The communities that suffer the most from widespread violence, are the Afro-Colombian and Indigenous communities. They have little protection from the central government in Bogota. However, it appears that finally, Colombians are starting to realize that peace will never be possible without listening to those communities who are most affected by violence.
Massacres are on the rise across the country, despite countrywide stay-at-home orders.
Colombia has been under one of the world’s longest running lockdown orders thanks to the Coronavirus. However, the number of massacres carried out this year is record breaking. In 2020, there have been at least 43 massacres leaving at least 181 dead.
The majority of them are taking place in the country’s south-west, home to larger populations of Afro-Colombians and Indigenous communities. Although responsibility for the massacres remains unclear, the government is pointing fingers at drug cartels. Families of victims though disagree, saying that their loved ones had no involvement with the drug trade.
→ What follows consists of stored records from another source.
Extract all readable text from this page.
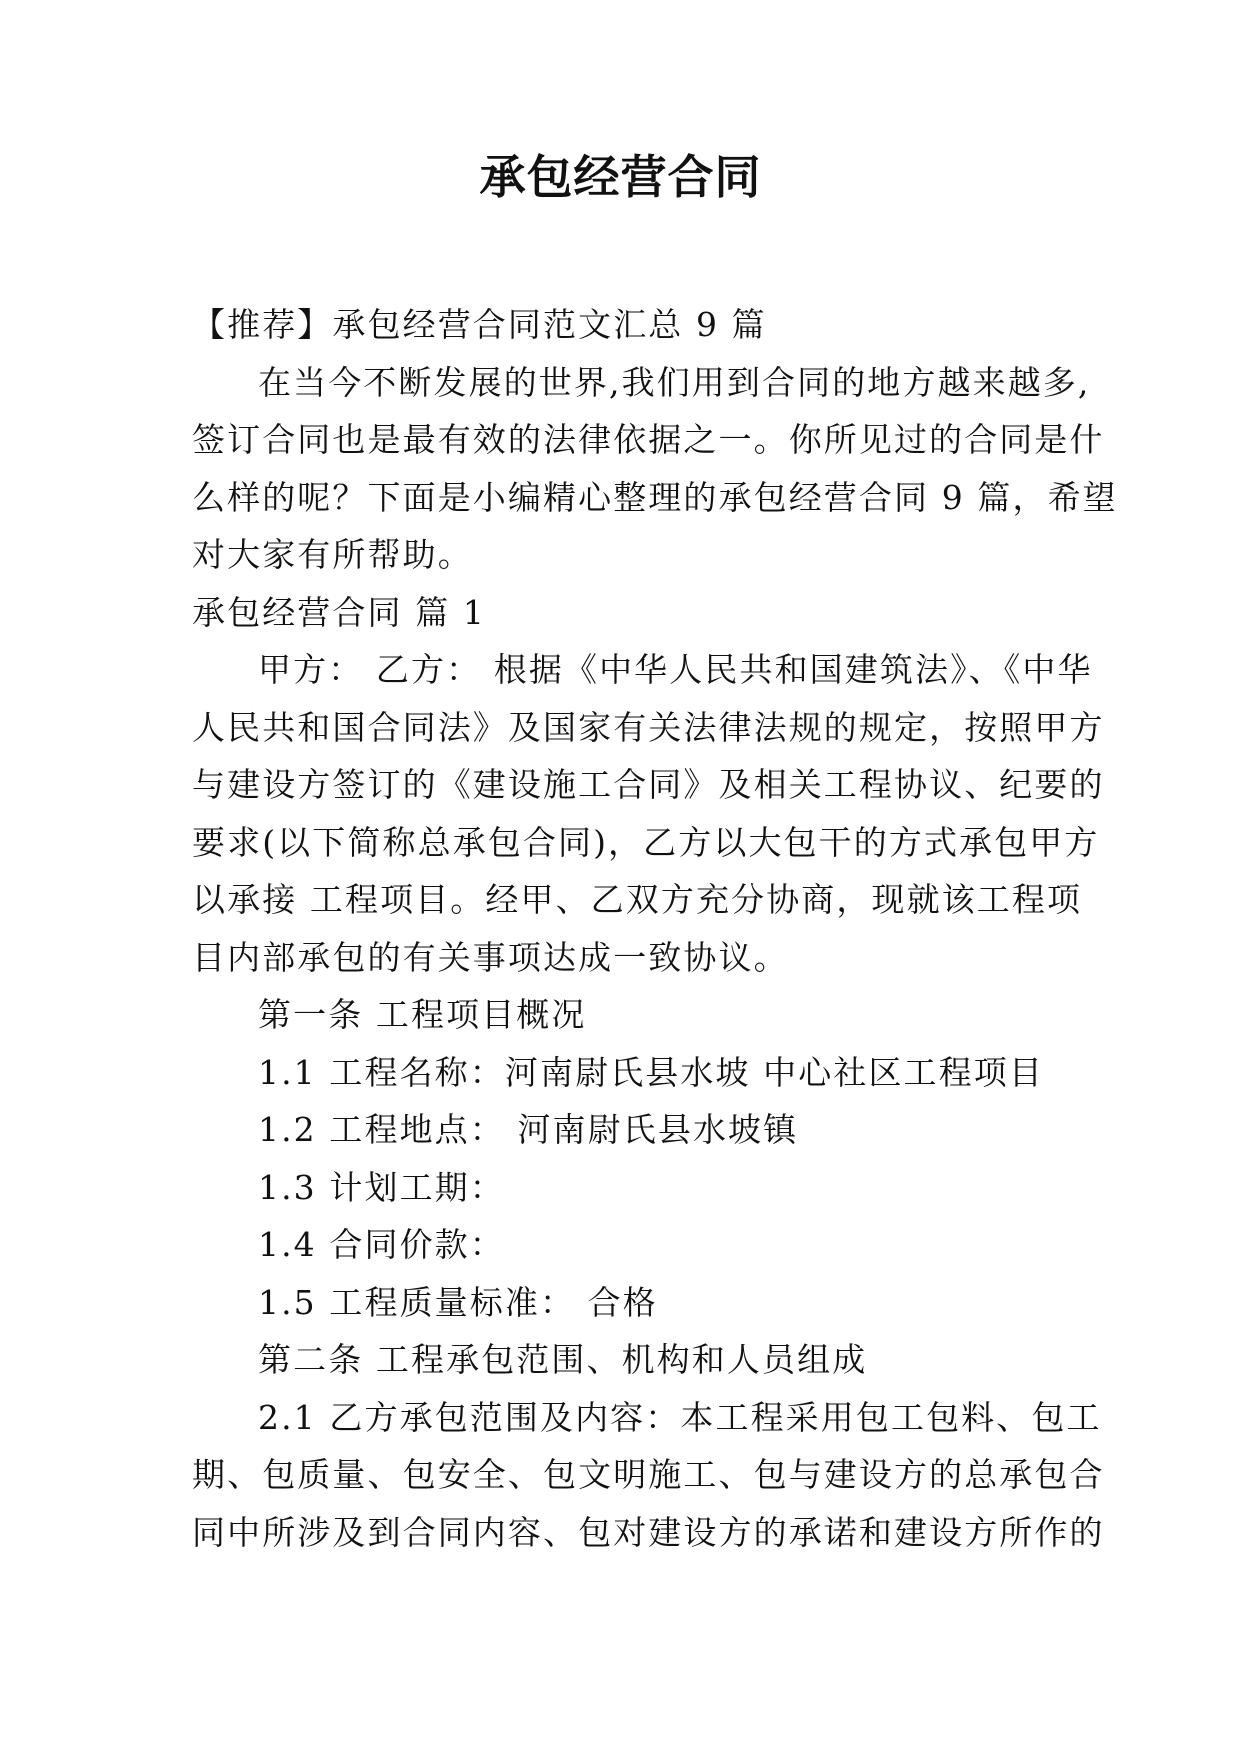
承包经营合同

【推荐】承包经营合同范文汇总 9 篇

在当今不断发展的世界,我们用到合同的地方越来越多,

签订合同也是最有效的法律依据之一。你所见过的合同是什

么样的呢？下面是小编精心整理的承包经营合同 9 篇，希望

对大家有所帮助。

承包经营合同 篇 1

甲方： 乙方： 根据《中华人民共和国建筑法》、《中华

人民共和国合同法》及国家有关法律法规的规定，按照甲方

与建设方签订的《建设施工合同》及相关工程协议、纪要的

要求(以下简称总承包合同)，乙方以大包干的方式承包甲方

以承接 工程项目。经甲、乙双方充分协商，现就该工程项

目内部承包的有关事项达成一致协议。

第一条 工程项目概况

1.1 工程名称：河南尉氏县水坡 中心社区工程项目

1.2 工程地点： 河南尉氏县水坡镇

1.3 计划工期：

1.4 合同价款：

1.5 工程质量标准： 合格

第二条 工程承包范围、机构和人员组成

2.1 乙方承包范围及内容：本工程采用包工包料、包工

期、包质量、包安全、包文明施工、包与建设方的总承包合

同中所涉及到合同内容、包对建设方的承诺和建设方所作的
A frequent complaint in these areas is that there is no government presence, allowing elements of armed groups that did not accept the peace agreements made in 2016 by the previous government of Juan Manuel Santos to fight for control of territory.
The massacres are at least bringing forth a conversation on race and vulnerable communities in the country.
From police brutality to government indifference, Black and Indigenous Colombians live very different lives from the rest of the country. They’re more often targeted for abuse by police, they’re more likely to fall victim to massacres, and the government affords them little in the way of official protections from discrimination.
The recent murder of the teens from Cali, is finally bringing the #BlackLivesMatter conversation to a country that has long denied the existence of racism within its borders.